Why do my application level logs disappear when ex

2019-01-20 18:48发布

问题:

I'm using oozie in CDH5 environment. I'm also using the oozie web-console. I'm not able to see any of the logs from my application. I can see hadoop logs, spark logs, etc; but I see no application specific logs.

In my application I've included src/main/resources/log4j.properties

# Root logger option
log4j.rootLogger=INFO, stdout

# Direct log messages to stdout
log4j.appender.stdout=org.apache.log4j.ConsoleAppender
log4j.appender.stdout.Target=System.out
log4j.appender.stdout.layout=org.apache.log4j.PatternLayout
log4j.appender.stdout.layout.ConversionPattern=%d{yyyy-MM-dd HH:mm:ss} %-5p %c{1}:%L - %m%n

In my oozie workflow I have java-actions and spark-actions.
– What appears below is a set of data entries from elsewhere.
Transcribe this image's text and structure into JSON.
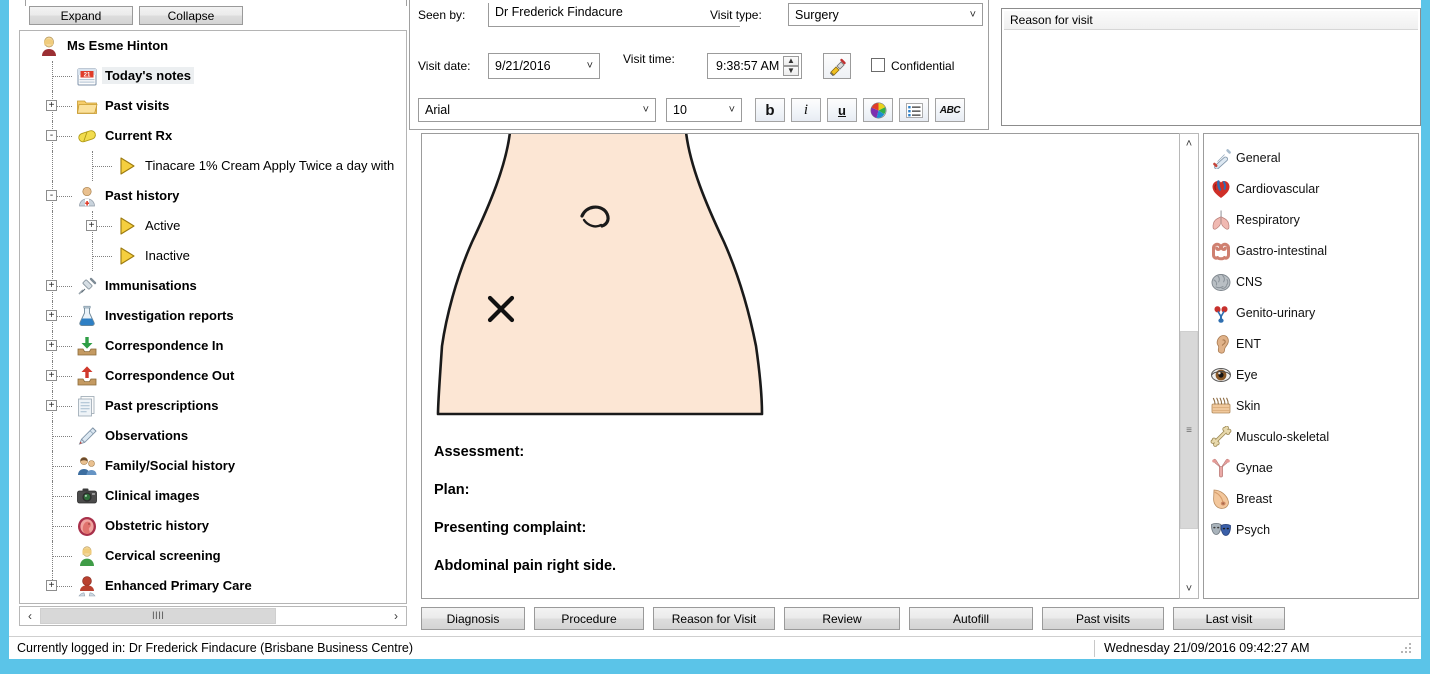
{
  "window": {
    "accent_color": "#5bc4e8",
    "background": "#ffffff"
  },
  "left_panel": {
    "expand_label": "Expand",
    "collapse_label": "Collapse",
    "tree": [
      {
        "label": "Ms Esme Hinton",
        "icon": "patient-icon",
        "indent": 0,
        "expander": "-",
        "bold": true,
        "selected": false
      },
      {
        "label": "Today's notes",
        "icon": "calendar-icon",
        "indent": 1,
        "expander": "",
        "bold": true,
        "selected": true
      },
      {
        "label": "Past visits",
        "icon": "folder-icon",
        "indent": 1,
        "expander": "+",
        "bold": true,
        "selected": false
      },
      {
        "label": "Current Rx",
        "icon": "pill-icon",
        "indent": 1,
        "expander": "-",
        "bold": true,
        "selected": false
      },
      {
        "label": "Tinacare 1% Cream Apply Twice a day with",
        "icon": "arrow-icon",
        "indent": 2,
        "expander": "",
        "bold": false,
        "selected": false
      },
      {
        "label": "Past history",
        "icon": "doctor-icon",
        "indent": 1,
        "expander": "-",
        "bold": true,
        "selected": false
      },
      {
        "label": "Active",
        "icon": "arrow-icon",
        "indent": 2,
        "expander": "+",
        "bold": false,
        "selected": false
      },
      {
        "label": "Inactive",
        "icon": "arrow-icon",
        "indent": 2,
        "expander": "",
        "bold": false,
        "selected": false
      },
      {
        "label": "Immunisations",
        "icon": "syringe-icon",
        "indent": 1,
        "expander": "+",
        "bold": true,
        "selected": false
      },
      {
        "label": "Investigation reports",
        "icon": "flask-icon",
        "indent": 1,
        "expander": "+",
        "bold": true,
        "selected": false
      },
      {
        "label": "Correspondence In",
        "icon": "inbox-down-icon",
        "indent": 1,
        "expander": "+",
        "bold": true,
        "selected": false
      },
      {
        "label": "Correspondence Out",
        "icon": "inbox-up-icon",
        "indent": 1,
        "expander": "+",
        "bold": true,
        "selected": false
      },
      {
        "label": "Past prescriptions",
        "icon": "documents-icon",
        "indent": 1,
        "expander": "+",
        "bold": true,
        "selected": false
      },
      {
        "label": "Observations",
        "icon": "pencil-icon",
        "indent": 1,
        "expander": "",
        "bold": true,
        "selected": false
      },
      {
        "label": "Family/Social history",
        "icon": "family-icon",
        "indent": 1,
        "expander": "",
        "bold": true,
        "selected": false
      },
      {
        "label": "Clinical images",
        "icon": "camera-icon",
        "indent": 1,
        "expander": "",
        "bold": true,
        "selected": false
      },
      {
        "label": "Obstetric history",
        "icon": "fetus-icon",
        "indent": 1,
        "expander": "",
        "bold": true,
        "selected": false
      },
      {
        "label": "Cervical screening",
        "icon": "woman-icon",
        "indent": 1,
        "expander": "",
        "bold": true,
        "selected": false
      },
      {
        "label": "Enhanced Primary Care",
        "icon": "care-icon",
        "indent": 1,
        "expander": "+",
        "bold": true,
        "selected": false
      }
    ],
    "hscroll": {
      "left_arrow": "‹",
      "right_arrow": "›",
      "thumb_grip": "IIII"
    }
  },
  "visit_form": {
    "seen_by_label": "Seen by:",
    "seen_by_value": "Dr Frederick Findacure",
    "visit_type_label": "Visit type:",
    "visit_type_value": "Surgery",
    "visit_date_label": "Visit date:",
    "visit_date_value": "9/21/2016",
    "visit_time_label": "Visit time:",
    "visit_time_value": "9:38:57 AM",
    "confidential_label": "Confidential",
    "confidential_checked": false,
    "stamp_icon": "stamp-icon"
  },
  "format_toolbar": {
    "font_family_value": "Arial",
    "font_size_value": "10",
    "bold_label": "b",
    "italic_label": "i",
    "underline_label": "u",
    "color_icon": "color-wheel-icon",
    "list_icon": "bullet-list-icon",
    "spell_label": "ABC"
  },
  "reason_for_visit": {
    "column_header": "Reason for visit",
    "rows": []
  },
  "note": {
    "body_diagram": "abdomen-torso-diagram",
    "marker": "x-mark",
    "lines": [
      "Assessment:",
      "Plan:",
      "Presenting complaint:",
      "Abdominal pain right side."
    ],
    "vscroll": {
      "up_arrow": "˄",
      "down_arrow": "˅",
      "thumb_grip": "≡"
    }
  },
  "systems_panel": {
    "items": [
      {
        "label": "General",
        "icon": "thermometer-icon"
      },
      {
        "label": "Cardiovascular",
        "icon": "heart-icon"
      },
      {
        "label": "Respiratory",
        "icon": "lungs-icon"
      },
      {
        "label": "Gastro-intestinal",
        "icon": "intestine-icon"
      },
      {
        "label": "CNS",
        "icon": "brain-icon"
      },
      {
        "label": "Genito-urinary",
        "icon": "kidney-icon"
      },
      {
        "label": "ENT",
        "icon": "ear-icon"
      },
      {
        "label": "Eye",
        "icon": "eye-icon"
      },
      {
        "label": "Skin",
        "icon": "skin-icon"
      },
      {
        "label": "Musculo-skeletal",
        "icon": "bone-icon"
      },
      {
        "label": "Gynae",
        "icon": "uterus-icon"
      },
      {
        "label": "Breast",
        "icon": "breast-icon"
      },
      {
        "label": "Psych",
        "icon": "masks-icon"
      }
    ]
  },
  "action_buttons": [
    {
      "label": "Diagnosis"
    },
    {
      "label": "Procedure"
    },
    {
      "label": "Reason for Visit"
    },
    {
      "label": "Review"
    },
    {
      "label": "Autofill"
    },
    {
      "label": "Past visits"
    },
    {
      "label": "Last visit"
    }
  ],
  "status_bar": {
    "logged_in": "Currently logged in:  Dr Frederick Findacure (Brisbane Business Centre)",
    "datetime": "Wednesday 21/09/2016 09:42:27 AM"
  }
}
It is also important to note that when I run my application from the command line I do see my application level logs.

回答1:

Oozie runs each Action in a different "launcher" job -- actually a YARN job with a single mapper (see exceptions below).

Whenever you see an "external ID" in the form job_000000000_0000 then you can reach the YARN logs for application_000000_0000 (yeah, "job" is the legacy naming convention from Hadoop 1, still used by JobHistory service, but YARN has another naming convention).

Your application output is actually dumped into the YARN logs for that Oozie "launcher"

  • your StdErr is dumped as-is and can be retrieved in the "stderr" section
  • your StdOut is dumped with a prefix on each line (that prefix is used by Oozie to manage its <capture_output/> trick for Shell and Pig actions) at the end of the atrocely verbose "stdout" section
  • and nothing gets into the "syslog" section AFAIK

Bottom line:

  1. run oozie job -info ****** to get the list of Actions and the corresponding "external IDs" for your Oozie workflow execution
  2. for each job_*****_** legacy ID, run yarn logs -applicationId application_*****_** | more to skim the global YARN logs, then zoom on your specific app logs
  3. now you can try to automate that thing... have fun           B-)


Exceptions to the "launcher" Oozie job principle -- the E-mail Action / Filesystem Action are just API calls executed directly from the Oozie server process; and the MapReduce Action spawns a regular YARN job with multiple Mappers and Reducers.